Boardwalk Empire is easily one of the most talked about new shows of the season and for good reason: great cast, fantastic scenery, and well researched.

While the show features several Irish, Italian and African-American antiheroes and bad guys, it’s also given us one of the best pop culture representations of the greatest Jewish gangster of them all: Arnold Rothstein.  In Boardwalk Empire, Rothstein, played by Michael Stuhlbarg, is given something of a dandy persona.  But as you can see below, what is known about Rothstein is more fictional than fact.  The real Arnold Rothstein was a man whose life and death were shrouded in mystery, and he’s been represented several different ways over the years.

1. Meyer Wolfsheim in The Great Gatsby

While there’s always been some debate as to whether Gatsby himself was a Yid (his real last name is Gatz), there is no doubt that his associate Meyer Wolfsheim had a bar mitzvah.
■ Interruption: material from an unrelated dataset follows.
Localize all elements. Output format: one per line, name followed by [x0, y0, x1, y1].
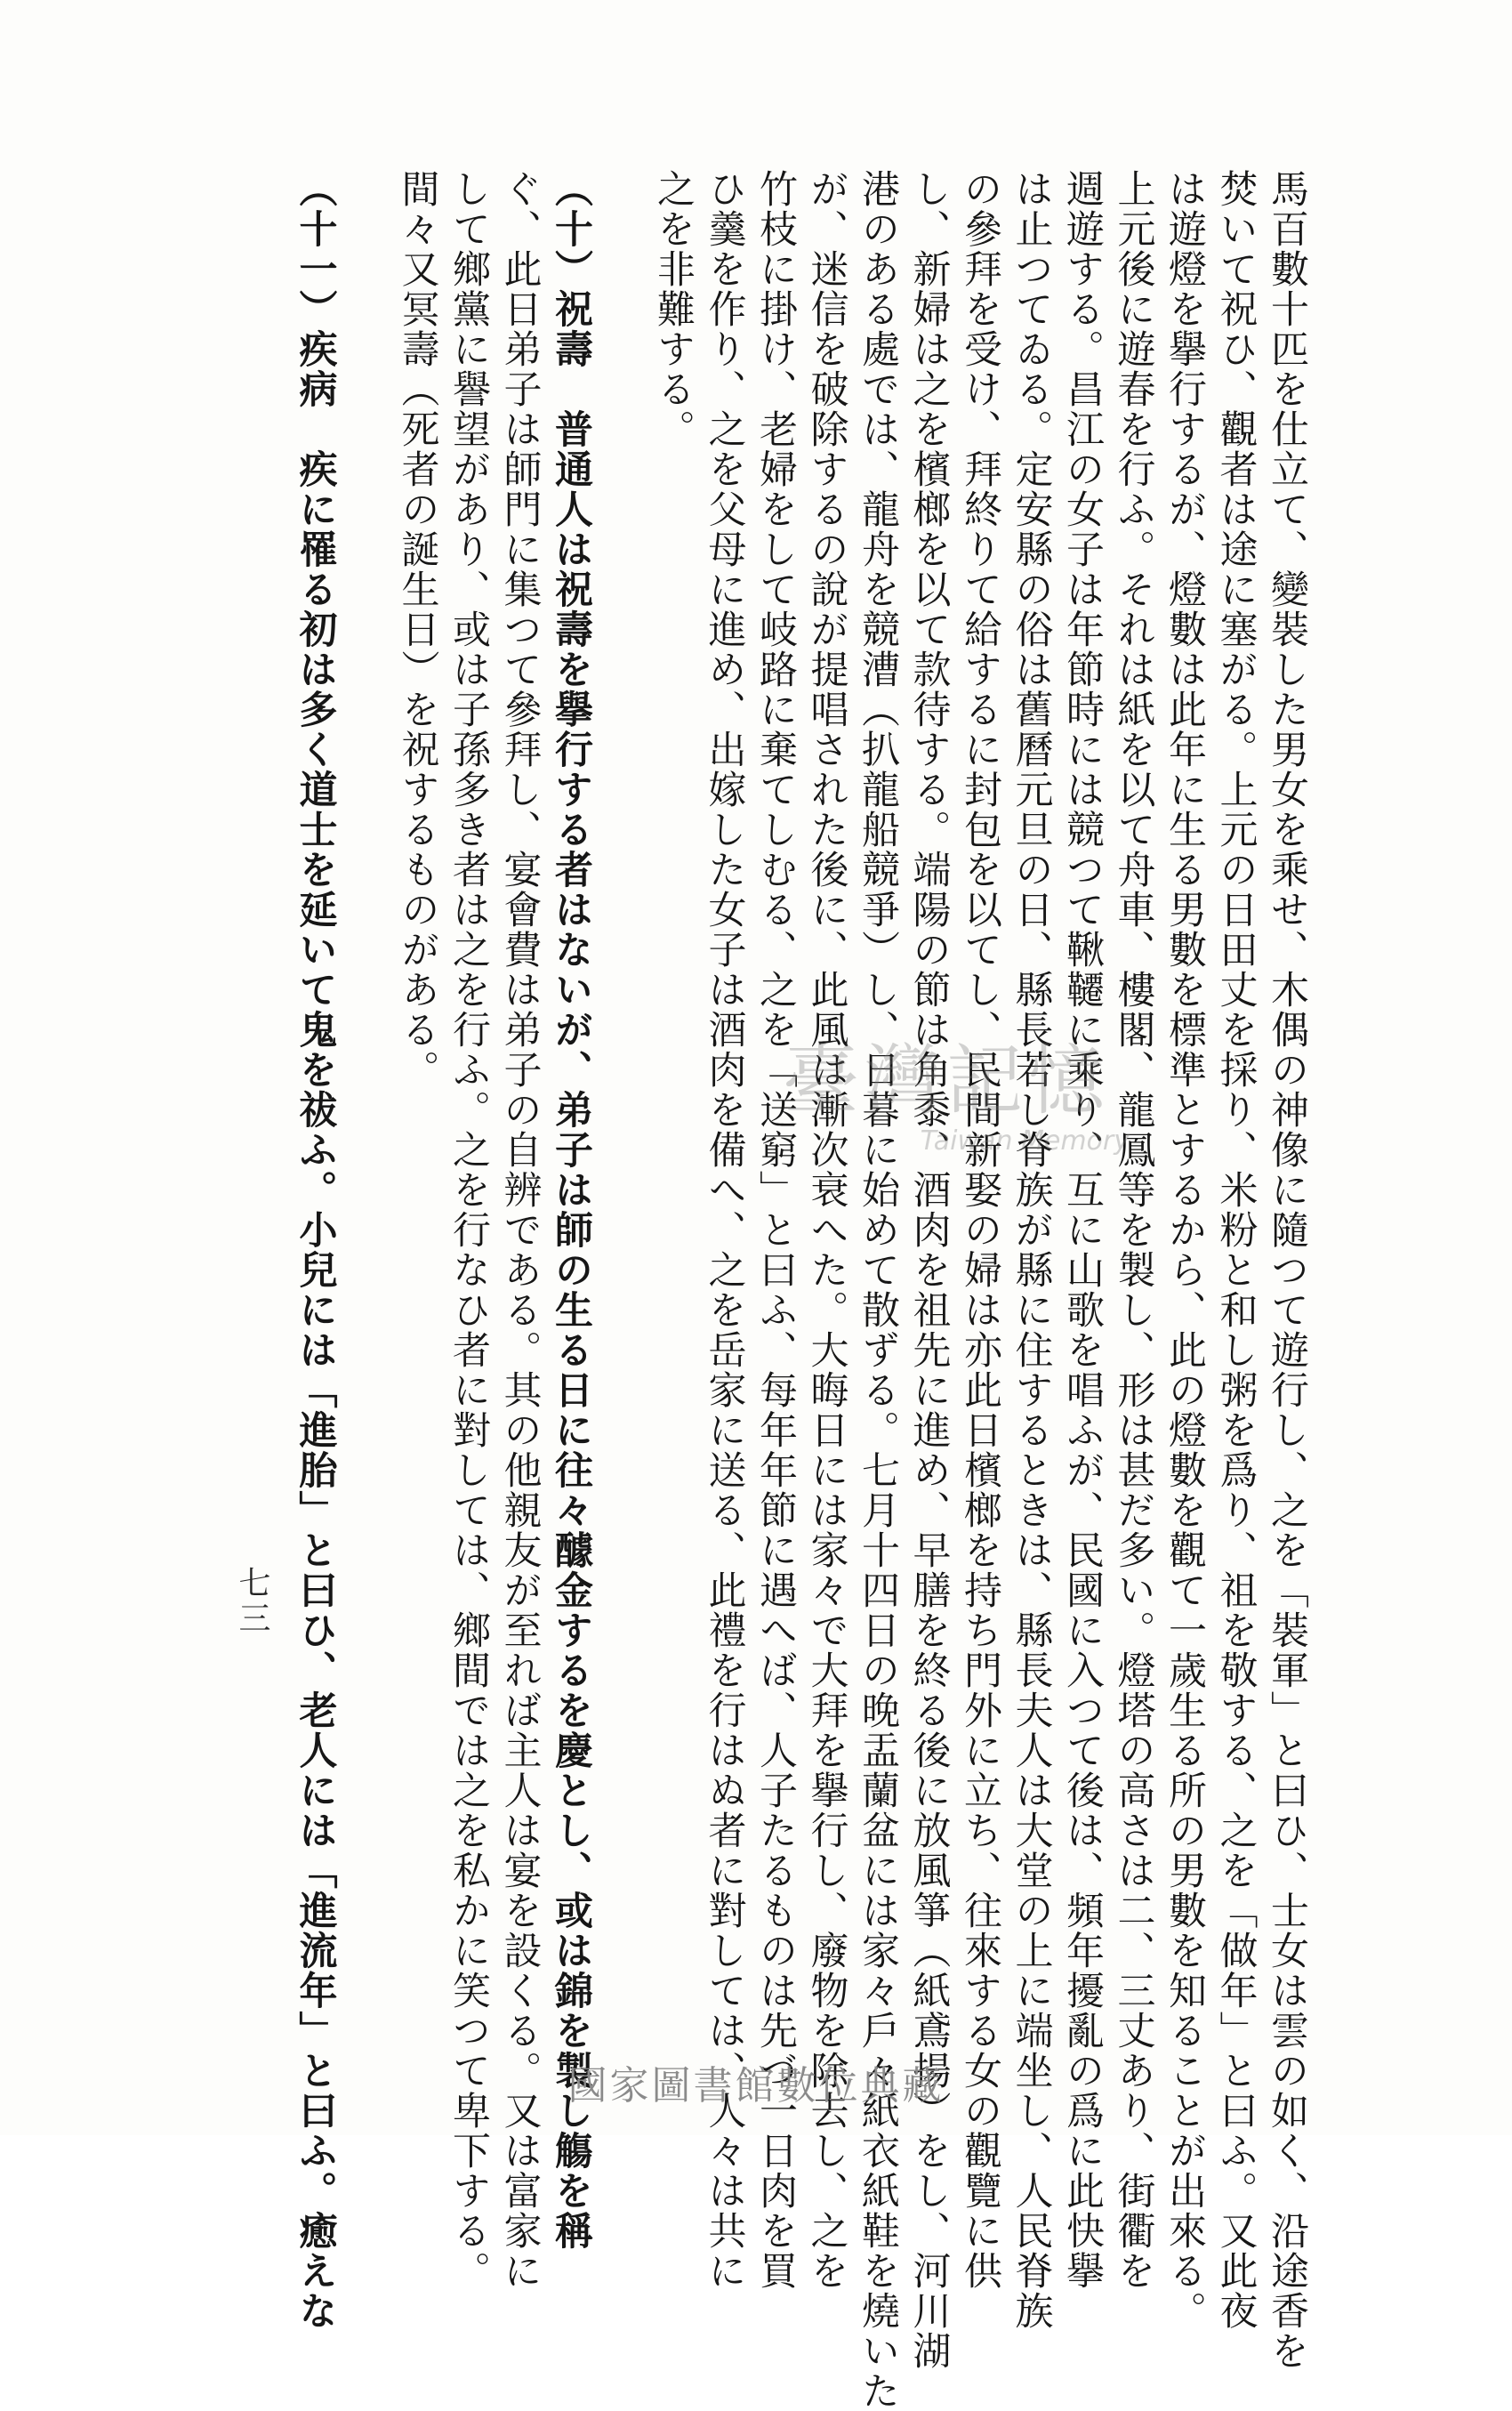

F. Scott Fitzgerald leaves little to the imagination as Gatsby tells Nick Carraway that Wolfsheim is the man behind the thing Rothstein is most known for: fixing the 1919 World Series.

2. Tough Jews Rich Cohen and King of the Jews by Nick Tosches

Both books are great reads.  Cohen gives you a more straightforward account of Rothstein and his fellow Jewish gangsters, while Tosches attempts to use him as a springboard to explain Western civilization as a whole.

3. Mobsters

If ever there was a role that made people think F. Murray Abrams was a Jew, playing Rothstein with a pencil mustache may have been it.  Even though this early 1990s buddy drama was a total stinker, at least you can say you saw Patrick Dempsey playing Meyer Lansky, and an appearance by Fyvush Finkel.

4. Eight Men Out

Watch this 1988 film about the 1919 Black Sox scandal, then try and tell us you see any sort of resemblance between Boardwalk Empire’s Rothstein, and the larger sized version played by Michael Lerner.

5.  Hyman Roth in The Godfather 2

Possibly the most well-known fictional Jewish gangster ever says that Rothstein was his inspiration.  It’s good to have role models  — even if you’re a gangster.